Bu olayın 750’lerde Bağdat halifesince öğrenilmesi üzerine, rahipleri kitaplarıyla Bağdat’a çağrılmış, olayın gerçek olduğu öğrenilince rahipler öldürülmüş,kitapları yakılmış, Süryaniler ve Sabilere soykırım yapılmıştır.
Sabi ve Süryaniler o zamana kadar kendilerini “şeytana tapındıkları gerekçesiyle” soykırıma tabi tutan Hristiyan Bizans ve Roma kiliseleriyle işbirliğine geçmişler, geçen 1250 yıl boyunca ihanetlerini sürdürmüşlerdir.

Kürtleri ve Ermenileri de Türklere karşı isyana kışkırtan da bunlardır. Bu kışkırtmayı, onların İncillerine inanan Gürcistan ve Rus çarlığı ortaklığıyla yürütmüşlerdir.
1516’da Yavuz Sultan Selim’e karşı Yezidi Kürtleri, Süryani Ermenileri kışkırtmışlar, huzursuzluğu körüklemişlerdir.
Osmanlı’nın duraklama devrinde 1650’lerde, Gürcistan- Yezidi Kürtler-Süryani/Sabi Rum koalisyonunun Osmanlı’ya isyan çıkarttıklarını, Yezidi Kürtler ile Gürcülerin karşılıklı bir birlerinden köleler edindiklerini, kız alıp verdiklerini, Evliya Çelebi, “Abdal Han İsyanı olarak meşhur Seyahatnamesinde etraflıca anlatmaktadır.

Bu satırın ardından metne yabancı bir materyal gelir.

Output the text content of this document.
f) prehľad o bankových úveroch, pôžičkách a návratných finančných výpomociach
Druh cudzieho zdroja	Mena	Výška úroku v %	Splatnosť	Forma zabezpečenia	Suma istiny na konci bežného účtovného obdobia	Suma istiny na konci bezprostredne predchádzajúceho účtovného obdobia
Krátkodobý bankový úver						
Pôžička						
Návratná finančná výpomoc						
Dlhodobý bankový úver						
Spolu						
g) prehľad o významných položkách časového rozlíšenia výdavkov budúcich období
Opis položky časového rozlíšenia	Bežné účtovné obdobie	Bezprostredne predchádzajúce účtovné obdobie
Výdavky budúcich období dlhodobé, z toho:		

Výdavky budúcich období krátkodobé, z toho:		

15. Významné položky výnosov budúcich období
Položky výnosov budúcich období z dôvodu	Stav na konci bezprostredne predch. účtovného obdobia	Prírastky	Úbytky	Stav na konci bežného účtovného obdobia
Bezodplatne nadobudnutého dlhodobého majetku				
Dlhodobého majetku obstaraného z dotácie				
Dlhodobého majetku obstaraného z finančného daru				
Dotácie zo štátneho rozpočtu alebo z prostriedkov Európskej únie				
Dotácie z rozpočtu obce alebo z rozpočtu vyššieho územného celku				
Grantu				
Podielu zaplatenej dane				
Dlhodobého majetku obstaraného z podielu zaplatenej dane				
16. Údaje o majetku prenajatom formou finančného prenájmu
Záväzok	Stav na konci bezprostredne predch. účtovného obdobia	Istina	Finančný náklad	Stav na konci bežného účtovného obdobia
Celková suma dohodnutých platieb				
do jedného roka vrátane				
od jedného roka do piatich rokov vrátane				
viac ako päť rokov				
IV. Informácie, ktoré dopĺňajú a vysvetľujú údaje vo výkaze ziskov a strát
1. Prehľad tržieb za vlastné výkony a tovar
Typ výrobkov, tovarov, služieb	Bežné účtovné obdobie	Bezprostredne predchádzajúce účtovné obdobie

Abdal Han isyanında Yezidi Kürtler ile Gürcülerin karşılıklı yardımlaştıklarını, buna günümüz Tunceli Çemişkezek Süryani Rumlarının destek verdiklerini de Evliya Çelebi önemle belirtmiştir.

Recep Tayyip Erdoğan’ın da 2003’ten 2008’e kadar kendisi gibi C.İ.A tarafından Gürcistan Devlet başkanı yapılan Saakaşvili ile koalisyonda olduğunu, 2008 Gürcü-Rus savaşına neden olduğunu, TSK’nın katılmaması yüzünden bu savaşa girmemizin engellendiğini bilmeyeniniz var mı?
1987’de Ermeni terör örgütü ASALA’nın kurucusunun Fransız istihbaratınca Atina’da makineli tüfekle pavyon çıkışında taranarak öldürülmesinin ardından PKK’nın onun yerini aldığını hatırlayalım.
PKK-Ermeni/Süryani/Yahudi koalisyonudur.
ASALA’nın da PKK’nın da kurucularının adlarının ikisinin de adlarının “Agop” olması, PKK’nın kurucusunun Abdullah olan adının “kısaltılmışı” gibi görünen “APO” lakabının aslında mitolojik Ermeni tanrılarından “Mecüc/cüce şeytan’ın” adı olduğunu, Yezidi Kürt ve Süryani Ermenilerce, “Tanrı” sayıldığından Urfa’daki doğduğu evinin bahçesinden Yezidi Kürt ve Ermenilerin toprak alıp yediklerine baktığımızda “Kürt Bağımsızlık Hareketinin” aslında “Ermeni/Süryani ve Yahudi Hareketi” olduğu apaçıktır.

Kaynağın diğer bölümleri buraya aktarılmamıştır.